Селестина поежилась.
– Если после всего, что случилось, она снова сядет на лошадь, я навсегда лишусь покоя!
– Ах, Селеста, ты преувеличиваешь опасность. Ты сама прекрасно знаешь, что дети чаще болеют, когда их кутают. Они вовсе не такие уж беспомощные. К тому же, рано или поздно они вырастают и вступают в мир, полный трудностей. К ним нужно быть готовым. А что на это скажет наш специалист?

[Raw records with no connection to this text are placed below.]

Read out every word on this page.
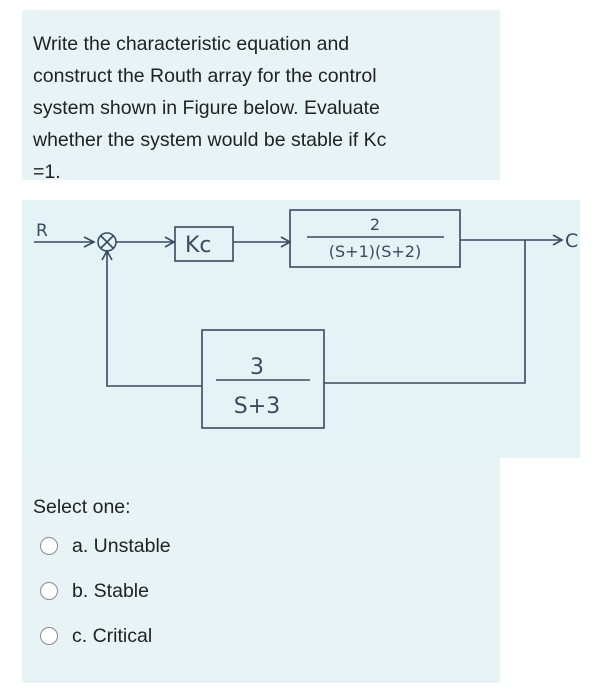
Write the characteristic equation and
construct the Routh array for the control
system shown in Figure below. Evaluate
whether the system would be stable if Kc
=1.
R	C
Kc
2
(S+1)(S+2)
3
S+3
Select one:
a. Unstable
b. Stable
c. Critical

Коннан взглянул на меня с некоторой тревогой. Я понимала, что, видя, насколько близко к сердцу мы приняли несчастье, он пытается отвлечь нас от мрачных мыслей.
Я ответила:
– Мне кажется, чрезмерно оберегать детей не следует. Однако, если им очень не хочется что-то делать, не стоит их принуждать.
– Но ее никто и не принуждал садиться верхом.
– Она сама проявила настойчивость, – согласилась я, – но трудно сказать, было ли ее стремление научиться верховой езде продиктовано искренним желанием или же ей безумно хотелось угодить вам?